Fuck yeah man, i think i just found my next guitar via checking this thread out!

Nice job, Ibanez.


----------



## Xherion (Feb 1, 2010)

Nice. Looks very clean from a wiring perspective compared to my S7320. So it sounds like no quick connects? Should be swappable for EMGs or a phase 2 blackout. Probably have to redo some of the wiring to use a 9v though. Odd decision to use AAs.


----------



## D-EJ915 (Feb 1, 2010)

that looks really nice man, congrats but ibanez 2 AA = super fail lol


----------



## playstopause (Feb 1, 2010)

Congrats! This looks way better than I expected.


----------



## Rick (Feb 1, 2010)

Very nice!


----------



## MaKo´s Tethan (Feb 1, 2010)

I like it, is like a improved 7321, looks really nice.
the trussrod cover!! first time I see it, is a fantastic idea.
the bridge looks very confortable, and more massive than the standard on 7321.
congrats man.


----------



## CloudAC (Feb 2, 2010)

Elysian said:


> Looks great, don't get me wrong, but I wish they had some natural options.



This


----------



## Wi77iam (Feb 2, 2010)

Bloody_Inferno said:


> Attn Wi77liam!!!
> 
> This is an invitation to you!
> 
> That guitar does look very nice though. Congrats.

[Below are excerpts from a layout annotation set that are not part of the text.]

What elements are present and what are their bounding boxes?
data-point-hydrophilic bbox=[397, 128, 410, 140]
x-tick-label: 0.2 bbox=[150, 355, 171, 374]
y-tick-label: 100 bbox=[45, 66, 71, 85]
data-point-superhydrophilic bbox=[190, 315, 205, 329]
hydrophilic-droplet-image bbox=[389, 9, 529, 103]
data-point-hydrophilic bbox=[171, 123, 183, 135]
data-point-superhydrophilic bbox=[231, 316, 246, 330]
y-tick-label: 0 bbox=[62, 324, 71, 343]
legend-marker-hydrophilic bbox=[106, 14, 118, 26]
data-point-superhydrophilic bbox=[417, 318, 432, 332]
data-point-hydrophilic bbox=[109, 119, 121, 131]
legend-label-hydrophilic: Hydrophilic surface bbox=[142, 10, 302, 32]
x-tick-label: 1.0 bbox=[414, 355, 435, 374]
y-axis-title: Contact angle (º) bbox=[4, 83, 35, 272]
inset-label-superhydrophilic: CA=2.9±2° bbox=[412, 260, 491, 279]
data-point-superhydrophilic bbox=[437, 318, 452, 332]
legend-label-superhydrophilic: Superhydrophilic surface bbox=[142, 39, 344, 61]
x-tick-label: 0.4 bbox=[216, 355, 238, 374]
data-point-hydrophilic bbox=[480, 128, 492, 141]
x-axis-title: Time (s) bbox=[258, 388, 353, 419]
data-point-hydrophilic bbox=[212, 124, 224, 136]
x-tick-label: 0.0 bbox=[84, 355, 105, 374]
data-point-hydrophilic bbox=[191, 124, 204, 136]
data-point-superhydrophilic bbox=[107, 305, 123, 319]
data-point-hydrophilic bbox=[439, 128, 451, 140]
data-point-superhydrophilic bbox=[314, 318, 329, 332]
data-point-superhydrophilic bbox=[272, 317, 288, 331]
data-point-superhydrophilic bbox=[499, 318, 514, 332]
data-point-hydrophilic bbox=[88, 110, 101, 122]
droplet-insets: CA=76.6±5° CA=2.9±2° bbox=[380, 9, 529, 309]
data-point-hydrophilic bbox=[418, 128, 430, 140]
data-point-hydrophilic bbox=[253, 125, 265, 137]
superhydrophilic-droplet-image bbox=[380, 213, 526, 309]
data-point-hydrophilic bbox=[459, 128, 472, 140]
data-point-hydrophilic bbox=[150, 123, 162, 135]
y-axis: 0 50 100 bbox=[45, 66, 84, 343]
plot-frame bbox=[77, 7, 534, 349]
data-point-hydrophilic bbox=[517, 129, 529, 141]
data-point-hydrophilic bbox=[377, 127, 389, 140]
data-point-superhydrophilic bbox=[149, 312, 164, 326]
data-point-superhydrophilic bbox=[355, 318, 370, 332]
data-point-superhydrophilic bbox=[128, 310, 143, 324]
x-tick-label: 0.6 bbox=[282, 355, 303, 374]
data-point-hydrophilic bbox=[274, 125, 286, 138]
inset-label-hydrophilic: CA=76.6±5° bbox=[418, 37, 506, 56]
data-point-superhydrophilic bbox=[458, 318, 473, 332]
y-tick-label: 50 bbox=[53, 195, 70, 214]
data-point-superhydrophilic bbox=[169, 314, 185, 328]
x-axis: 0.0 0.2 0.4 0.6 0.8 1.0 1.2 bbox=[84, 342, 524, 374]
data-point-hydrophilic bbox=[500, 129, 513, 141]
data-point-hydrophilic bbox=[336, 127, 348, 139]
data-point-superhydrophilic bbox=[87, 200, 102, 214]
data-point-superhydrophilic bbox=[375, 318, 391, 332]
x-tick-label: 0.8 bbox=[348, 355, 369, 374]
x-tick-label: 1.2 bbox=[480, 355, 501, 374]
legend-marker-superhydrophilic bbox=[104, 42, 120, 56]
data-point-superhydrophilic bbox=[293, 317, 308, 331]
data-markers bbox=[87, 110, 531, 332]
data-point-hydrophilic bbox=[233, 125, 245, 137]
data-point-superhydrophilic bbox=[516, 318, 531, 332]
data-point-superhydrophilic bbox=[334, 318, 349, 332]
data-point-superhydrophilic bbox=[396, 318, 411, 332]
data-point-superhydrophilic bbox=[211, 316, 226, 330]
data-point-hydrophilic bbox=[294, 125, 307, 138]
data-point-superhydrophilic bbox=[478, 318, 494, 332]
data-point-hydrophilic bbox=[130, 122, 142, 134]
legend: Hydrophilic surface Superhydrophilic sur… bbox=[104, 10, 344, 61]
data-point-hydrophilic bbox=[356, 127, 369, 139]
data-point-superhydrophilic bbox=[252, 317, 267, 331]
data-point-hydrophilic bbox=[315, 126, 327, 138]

 I sold the Ibanez SA260MBK a while ago now, some better/new shit coming in soon. 

Congrats on this, and yes, strip that bitch.


----------



## Prydogga (Feb 2, 2010)

Wi77iam said:


> I sold the Ibanez SA260MBK a while ago now, some better/new shit coming in soon.
> 
> Congrats on this, and yes, strip that bitch.



I can vouch for that ( the awesome incoming stuff) and Will I was so gunna buy that SA, I had the cash, checked eBay and it was gone, so shattered, what a sexy guitar that was.


----------



## BrainArt (Feb 2, 2010)

Cool, congrats! Looks sexy as fuck.


----------



## tubarao guitars (Feb 2, 2010)

a white version with matching white headstock, please.


----------



## Keytarist (Feb 2, 2010)

Really nice guitar!. How much sustain does it have?. 
I'm looking for my first 7 string and this model could be great.


----------



## Clydefrog (Feb 2, 2010)

I'm going to have to be the only one to complain here.

Been waiting for an RGA for freaking ever... and it's Indonesian?

With crazy battery config? 

Thanks for nothing, Ibanez. 

It was either going to be this or a Carvin for me in July to go with my AxeFX, guess it's going to be the Carvin.


----------



## BrainArt (Feb 2, 2010)

Clydefrog said:


> I'm going to have to be the only one to complain here.
> 
> Been waiting for an RGA for freaking ever... and it's Indonesian?
> 
> ...



You could always import the Prestige RGA427Z.


----------



## Clydefrog (Feb 2, 2010)

IbanezShredderB said:


> You could always import the Prestige RGA427Z.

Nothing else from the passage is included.